At first, Stevie worships Ian, whose interests are hip-hop, street fashion and orange juice. Ian returns his younger brother’s admiration with sullen silence or brutality — the first shot of the film is of a beating that leaves a nasty bruise on Stevie’s chest. Soon enough, he finds new idols among a group of bigger kids who hang out at a skateboard shop, and he makes it his project to fit in with them.
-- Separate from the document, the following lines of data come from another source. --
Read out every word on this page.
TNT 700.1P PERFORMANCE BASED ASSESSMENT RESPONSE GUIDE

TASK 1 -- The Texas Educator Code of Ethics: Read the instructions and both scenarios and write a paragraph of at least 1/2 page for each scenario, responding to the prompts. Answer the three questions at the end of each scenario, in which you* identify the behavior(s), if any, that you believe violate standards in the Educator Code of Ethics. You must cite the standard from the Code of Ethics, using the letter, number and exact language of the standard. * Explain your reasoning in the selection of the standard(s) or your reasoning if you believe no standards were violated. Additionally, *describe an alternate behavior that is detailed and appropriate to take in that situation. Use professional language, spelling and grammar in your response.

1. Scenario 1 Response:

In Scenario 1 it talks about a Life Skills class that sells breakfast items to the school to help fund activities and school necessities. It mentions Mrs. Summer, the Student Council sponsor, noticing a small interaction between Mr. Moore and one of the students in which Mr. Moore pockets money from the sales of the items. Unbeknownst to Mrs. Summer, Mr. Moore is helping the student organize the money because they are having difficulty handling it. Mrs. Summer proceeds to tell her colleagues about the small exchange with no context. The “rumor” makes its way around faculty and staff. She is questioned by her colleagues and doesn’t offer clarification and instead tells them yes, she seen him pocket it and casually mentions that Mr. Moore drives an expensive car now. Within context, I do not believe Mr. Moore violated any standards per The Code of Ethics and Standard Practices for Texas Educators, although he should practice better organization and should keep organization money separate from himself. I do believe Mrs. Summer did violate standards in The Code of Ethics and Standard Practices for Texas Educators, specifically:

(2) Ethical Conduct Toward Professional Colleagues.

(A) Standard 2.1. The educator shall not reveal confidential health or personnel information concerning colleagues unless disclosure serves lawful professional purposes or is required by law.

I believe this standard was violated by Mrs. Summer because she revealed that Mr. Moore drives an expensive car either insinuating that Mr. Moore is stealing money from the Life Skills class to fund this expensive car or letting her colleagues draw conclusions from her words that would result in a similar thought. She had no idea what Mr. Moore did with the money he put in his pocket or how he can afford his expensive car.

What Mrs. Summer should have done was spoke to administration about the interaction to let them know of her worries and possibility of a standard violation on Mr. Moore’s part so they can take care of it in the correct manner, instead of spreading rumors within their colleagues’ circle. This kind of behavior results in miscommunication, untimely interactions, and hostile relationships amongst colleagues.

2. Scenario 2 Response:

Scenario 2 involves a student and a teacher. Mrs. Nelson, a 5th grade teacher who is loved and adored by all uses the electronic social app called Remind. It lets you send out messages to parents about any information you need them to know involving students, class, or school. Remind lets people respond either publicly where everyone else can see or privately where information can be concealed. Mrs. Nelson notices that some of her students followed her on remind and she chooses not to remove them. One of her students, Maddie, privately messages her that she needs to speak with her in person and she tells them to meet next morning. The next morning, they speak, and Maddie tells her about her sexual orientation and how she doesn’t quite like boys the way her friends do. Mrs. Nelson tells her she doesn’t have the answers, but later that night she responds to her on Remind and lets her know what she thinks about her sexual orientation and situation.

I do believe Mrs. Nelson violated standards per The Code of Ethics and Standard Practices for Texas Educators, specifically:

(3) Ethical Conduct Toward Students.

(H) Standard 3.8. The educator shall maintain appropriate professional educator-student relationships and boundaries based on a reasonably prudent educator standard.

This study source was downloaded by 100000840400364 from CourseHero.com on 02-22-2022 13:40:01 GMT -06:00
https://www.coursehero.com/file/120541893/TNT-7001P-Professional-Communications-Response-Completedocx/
Mid90s winds its loose, episodic way through their rituals and routines as they skate, smoke, chase girls and talk nonsense. Stevie acquires a nickname — Sunburn, in honor of a half-clever joke he manages to blurt out during his informal initiation — and racks up rites of passage. First cigarette, first kiss, first “time in a car without someone’s parents.” It’s sweet, but also raw. There’s an undercurrent of danger and desperation in his new crowd, and you might find yourself worrying about Stevie even as you revel, vicariously, in his newfound pleasures.
Like its hero, Mid90s struggles to figure out what it wants to be, and the struggle makes it interesting as well as occasionally frustrating. Hill, working with cinematographer Christopher Blauvelt, production designer Jahmin Assa, and composers Trent Reznor and Atticus Ross, aims for maximum authenticity of look, sound and language. The frame is boxy, the visual texture filmy and rough (it was shot on super 16 millimeter), the musical cues impeccably curated and the dialogue full of casual racism, misogyny and homophobia.
Viewers who were around back then might remember Larry Clark’s “Kids” and other prurient, ostensibly cautionary tales of adolescent misbehavior. Hill’s sensibility is not so harsh, though — he’s a late 2010s guy at heart — and he filters some potentially ugly stuff through Stevie’s trusting, innocent eyes.
The movie’s truest insights have to do with the hierarchies and rivalries within his new friendship group. Stevie is brought in by Ruben (Gio Galicia), who seems eager to have someone under him in the pecking order. He dispenses dubious wisdom along with smokes, and sells Stevie his old skateboard. But as the newbie starts to come out from under his mentor’s wing, Ruben gets jealous.
There is also friction at the top. Ray (Na-kel Smith), the most talented skater and the leader of the pack, has ambitions beyond hanging out and getting high. This puts him in conflict with his sidekick (Olan Prenatt), a laid-back dude from a relatively privileged background whose nickname can’t be repeated here. Best friends since early childhood, the two are increasingly at odds in ways that threaten the harmonious vibes that hold the crew together. (The fifth member, known as Fourth Grade and played by Ryder McLaughlin, is the designated verbal punching bag and videographer.)
For his part, Stevie might turn into a jerk or hold on to his openhearted, decent qualities. Beneath its posturing and profanity, Mid90s has some after-school special in its DNA, which I don’t mean as a knock. It’s a movie about making choices in tough circumstances, and for the most part Hill makes pretty good ones.